I find gentle, positive, tactile cuing, puts the patients at ease. Once you have enabled a client to feel at ease with you, it is at this point when I feel more able to ask if I can see any scarring. I find at this stage rapport has begun and they are happy to share more openly even those who have a deeper emotional attachment to old injuries.

We begin to build a picture of the journey that the patient’s body has been on. We create a treatment plan that the patient fully understands what we are thinking. I believe if the patients truly understand our thoughts and insights their become deeper invested in the process back to wellness, owning they part they play, rehabilitation movements, dietary changes, or even committing to coming to a series of regular treatments.

When I am teaching the Hendrickson Method, or other bodywork technique workshops. I always create space to check in with our own selves. Where is our awareness of our own-selves? What drives our desire to help people?

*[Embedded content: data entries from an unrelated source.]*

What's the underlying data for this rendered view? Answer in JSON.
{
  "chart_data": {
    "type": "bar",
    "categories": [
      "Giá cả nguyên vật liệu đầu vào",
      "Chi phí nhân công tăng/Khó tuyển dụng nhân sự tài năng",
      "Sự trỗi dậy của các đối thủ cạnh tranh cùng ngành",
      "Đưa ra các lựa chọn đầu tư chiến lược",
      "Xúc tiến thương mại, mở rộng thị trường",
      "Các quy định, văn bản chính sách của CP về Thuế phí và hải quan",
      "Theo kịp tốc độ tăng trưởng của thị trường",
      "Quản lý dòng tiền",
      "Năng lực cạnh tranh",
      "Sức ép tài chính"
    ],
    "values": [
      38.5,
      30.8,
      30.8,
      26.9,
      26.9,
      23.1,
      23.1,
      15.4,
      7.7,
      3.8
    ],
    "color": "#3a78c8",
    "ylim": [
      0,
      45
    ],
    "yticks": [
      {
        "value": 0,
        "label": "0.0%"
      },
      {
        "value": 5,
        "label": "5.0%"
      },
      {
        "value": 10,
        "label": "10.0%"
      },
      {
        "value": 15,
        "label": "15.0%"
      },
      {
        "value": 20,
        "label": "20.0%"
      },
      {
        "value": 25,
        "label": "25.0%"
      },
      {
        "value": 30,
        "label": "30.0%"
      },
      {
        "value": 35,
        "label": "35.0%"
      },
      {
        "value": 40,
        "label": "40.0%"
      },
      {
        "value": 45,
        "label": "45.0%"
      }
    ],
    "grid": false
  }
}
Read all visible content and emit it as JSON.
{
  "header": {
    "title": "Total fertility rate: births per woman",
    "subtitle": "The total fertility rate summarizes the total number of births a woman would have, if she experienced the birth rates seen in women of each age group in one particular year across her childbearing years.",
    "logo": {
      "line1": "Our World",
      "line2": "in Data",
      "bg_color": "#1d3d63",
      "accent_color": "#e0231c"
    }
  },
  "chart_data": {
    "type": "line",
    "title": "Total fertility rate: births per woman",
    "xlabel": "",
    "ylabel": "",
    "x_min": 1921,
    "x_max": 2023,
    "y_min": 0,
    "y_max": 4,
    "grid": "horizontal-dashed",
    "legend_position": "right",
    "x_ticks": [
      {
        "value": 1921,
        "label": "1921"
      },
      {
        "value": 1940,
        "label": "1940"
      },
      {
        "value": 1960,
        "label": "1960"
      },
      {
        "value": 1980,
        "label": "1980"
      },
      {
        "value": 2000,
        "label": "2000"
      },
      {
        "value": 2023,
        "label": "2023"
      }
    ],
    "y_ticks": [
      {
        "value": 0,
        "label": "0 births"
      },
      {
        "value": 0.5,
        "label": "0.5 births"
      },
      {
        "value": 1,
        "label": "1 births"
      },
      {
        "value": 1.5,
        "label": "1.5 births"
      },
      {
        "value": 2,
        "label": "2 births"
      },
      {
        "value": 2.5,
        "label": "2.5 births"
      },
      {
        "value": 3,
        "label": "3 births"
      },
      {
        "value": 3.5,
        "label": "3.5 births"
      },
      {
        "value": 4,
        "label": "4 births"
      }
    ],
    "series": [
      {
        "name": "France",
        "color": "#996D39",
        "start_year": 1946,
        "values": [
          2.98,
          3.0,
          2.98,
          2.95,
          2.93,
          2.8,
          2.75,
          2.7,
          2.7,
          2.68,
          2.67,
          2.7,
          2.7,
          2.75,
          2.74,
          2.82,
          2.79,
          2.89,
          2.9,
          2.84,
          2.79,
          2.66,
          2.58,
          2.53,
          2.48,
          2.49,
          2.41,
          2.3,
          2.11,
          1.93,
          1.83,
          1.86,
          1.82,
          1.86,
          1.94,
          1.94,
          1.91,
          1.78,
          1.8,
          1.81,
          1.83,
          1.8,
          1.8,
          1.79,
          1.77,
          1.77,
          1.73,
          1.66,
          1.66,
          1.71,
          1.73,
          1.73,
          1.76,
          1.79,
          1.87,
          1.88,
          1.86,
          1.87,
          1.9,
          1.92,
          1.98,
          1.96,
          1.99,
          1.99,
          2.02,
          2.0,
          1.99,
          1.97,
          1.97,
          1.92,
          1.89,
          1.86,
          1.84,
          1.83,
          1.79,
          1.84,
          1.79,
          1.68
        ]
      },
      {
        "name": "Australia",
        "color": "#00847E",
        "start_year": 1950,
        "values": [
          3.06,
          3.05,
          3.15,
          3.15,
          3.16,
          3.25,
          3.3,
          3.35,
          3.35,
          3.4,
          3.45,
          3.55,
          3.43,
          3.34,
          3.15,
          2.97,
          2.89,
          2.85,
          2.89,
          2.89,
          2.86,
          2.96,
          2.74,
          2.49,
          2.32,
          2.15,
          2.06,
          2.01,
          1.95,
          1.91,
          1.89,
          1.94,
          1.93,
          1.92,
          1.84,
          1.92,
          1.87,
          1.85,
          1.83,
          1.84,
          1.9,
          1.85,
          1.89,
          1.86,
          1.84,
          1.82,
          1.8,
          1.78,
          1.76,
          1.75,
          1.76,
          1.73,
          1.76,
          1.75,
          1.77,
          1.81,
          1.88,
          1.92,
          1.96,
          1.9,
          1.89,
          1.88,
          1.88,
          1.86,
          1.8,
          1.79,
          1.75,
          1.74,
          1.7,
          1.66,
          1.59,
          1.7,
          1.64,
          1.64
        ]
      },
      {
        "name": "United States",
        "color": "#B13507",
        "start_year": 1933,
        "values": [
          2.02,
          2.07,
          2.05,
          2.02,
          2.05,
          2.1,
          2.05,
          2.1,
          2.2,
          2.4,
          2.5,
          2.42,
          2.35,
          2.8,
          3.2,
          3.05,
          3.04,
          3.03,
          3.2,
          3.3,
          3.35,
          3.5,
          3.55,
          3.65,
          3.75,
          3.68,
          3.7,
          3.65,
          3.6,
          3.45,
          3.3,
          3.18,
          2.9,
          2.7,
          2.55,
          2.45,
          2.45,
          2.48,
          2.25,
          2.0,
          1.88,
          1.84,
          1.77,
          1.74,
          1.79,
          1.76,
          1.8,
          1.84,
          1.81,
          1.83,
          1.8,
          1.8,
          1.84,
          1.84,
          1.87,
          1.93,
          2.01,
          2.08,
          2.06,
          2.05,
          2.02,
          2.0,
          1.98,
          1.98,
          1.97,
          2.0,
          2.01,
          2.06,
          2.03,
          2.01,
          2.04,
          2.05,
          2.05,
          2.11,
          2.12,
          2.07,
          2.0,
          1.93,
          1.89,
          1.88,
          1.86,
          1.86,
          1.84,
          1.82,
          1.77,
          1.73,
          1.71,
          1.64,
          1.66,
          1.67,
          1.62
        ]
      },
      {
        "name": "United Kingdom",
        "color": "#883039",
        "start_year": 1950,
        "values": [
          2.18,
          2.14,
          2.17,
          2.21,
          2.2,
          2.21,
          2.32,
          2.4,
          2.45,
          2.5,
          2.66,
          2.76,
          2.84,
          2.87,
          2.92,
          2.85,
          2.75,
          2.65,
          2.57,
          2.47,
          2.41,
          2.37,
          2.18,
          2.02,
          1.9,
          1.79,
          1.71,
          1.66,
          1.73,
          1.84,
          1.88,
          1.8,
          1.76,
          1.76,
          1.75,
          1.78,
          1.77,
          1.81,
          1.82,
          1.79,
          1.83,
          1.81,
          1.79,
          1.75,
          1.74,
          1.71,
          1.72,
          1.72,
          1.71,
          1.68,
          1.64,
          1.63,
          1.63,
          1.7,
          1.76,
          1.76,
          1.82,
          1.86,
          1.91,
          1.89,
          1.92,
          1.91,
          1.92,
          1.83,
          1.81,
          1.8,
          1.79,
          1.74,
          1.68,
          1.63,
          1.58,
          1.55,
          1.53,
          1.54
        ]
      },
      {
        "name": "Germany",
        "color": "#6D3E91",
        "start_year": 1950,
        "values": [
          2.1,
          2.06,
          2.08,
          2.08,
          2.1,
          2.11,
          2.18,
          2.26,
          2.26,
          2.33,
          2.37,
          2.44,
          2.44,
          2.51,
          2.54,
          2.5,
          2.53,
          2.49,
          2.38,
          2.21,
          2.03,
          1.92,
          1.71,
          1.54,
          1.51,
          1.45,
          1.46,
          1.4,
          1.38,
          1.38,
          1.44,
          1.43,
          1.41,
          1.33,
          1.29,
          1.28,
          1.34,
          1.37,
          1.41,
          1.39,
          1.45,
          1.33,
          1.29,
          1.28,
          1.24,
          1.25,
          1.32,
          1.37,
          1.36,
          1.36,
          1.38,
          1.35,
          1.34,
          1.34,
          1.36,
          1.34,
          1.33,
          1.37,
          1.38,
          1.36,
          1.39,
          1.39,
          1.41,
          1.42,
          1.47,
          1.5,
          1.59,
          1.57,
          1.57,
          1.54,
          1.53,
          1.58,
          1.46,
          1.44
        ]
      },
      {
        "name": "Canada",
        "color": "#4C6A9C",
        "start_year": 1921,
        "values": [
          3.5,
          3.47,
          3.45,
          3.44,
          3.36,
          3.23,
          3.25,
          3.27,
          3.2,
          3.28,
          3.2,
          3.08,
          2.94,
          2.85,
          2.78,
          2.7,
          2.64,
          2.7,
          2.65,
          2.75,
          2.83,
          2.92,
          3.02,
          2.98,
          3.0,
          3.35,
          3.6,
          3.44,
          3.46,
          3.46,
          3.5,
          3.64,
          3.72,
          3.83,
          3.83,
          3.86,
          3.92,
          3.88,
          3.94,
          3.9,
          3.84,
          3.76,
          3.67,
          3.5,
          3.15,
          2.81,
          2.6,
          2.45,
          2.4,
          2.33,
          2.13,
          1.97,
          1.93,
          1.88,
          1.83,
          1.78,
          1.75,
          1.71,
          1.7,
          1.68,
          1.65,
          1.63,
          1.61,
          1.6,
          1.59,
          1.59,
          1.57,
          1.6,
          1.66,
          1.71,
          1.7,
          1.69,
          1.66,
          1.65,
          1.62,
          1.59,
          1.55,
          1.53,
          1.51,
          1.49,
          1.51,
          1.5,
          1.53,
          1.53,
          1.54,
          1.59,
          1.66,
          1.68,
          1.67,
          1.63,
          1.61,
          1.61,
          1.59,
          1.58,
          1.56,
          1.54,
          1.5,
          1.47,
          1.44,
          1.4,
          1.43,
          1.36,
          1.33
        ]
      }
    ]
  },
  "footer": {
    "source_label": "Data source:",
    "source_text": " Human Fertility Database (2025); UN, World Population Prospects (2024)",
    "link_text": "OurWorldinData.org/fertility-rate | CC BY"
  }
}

I often share a little something that came up for me when I was in social work, especially when I have that initial consolation. It is a question that I will often ask of therapists when they attend my workshops. When we assess do we have the intent of:

  • Power with
  • Power to
  • Power within
  • Power over

I find it’s always useful to check where our ego is at when beginning to embark on assessment processes and going on to build a treatment plan.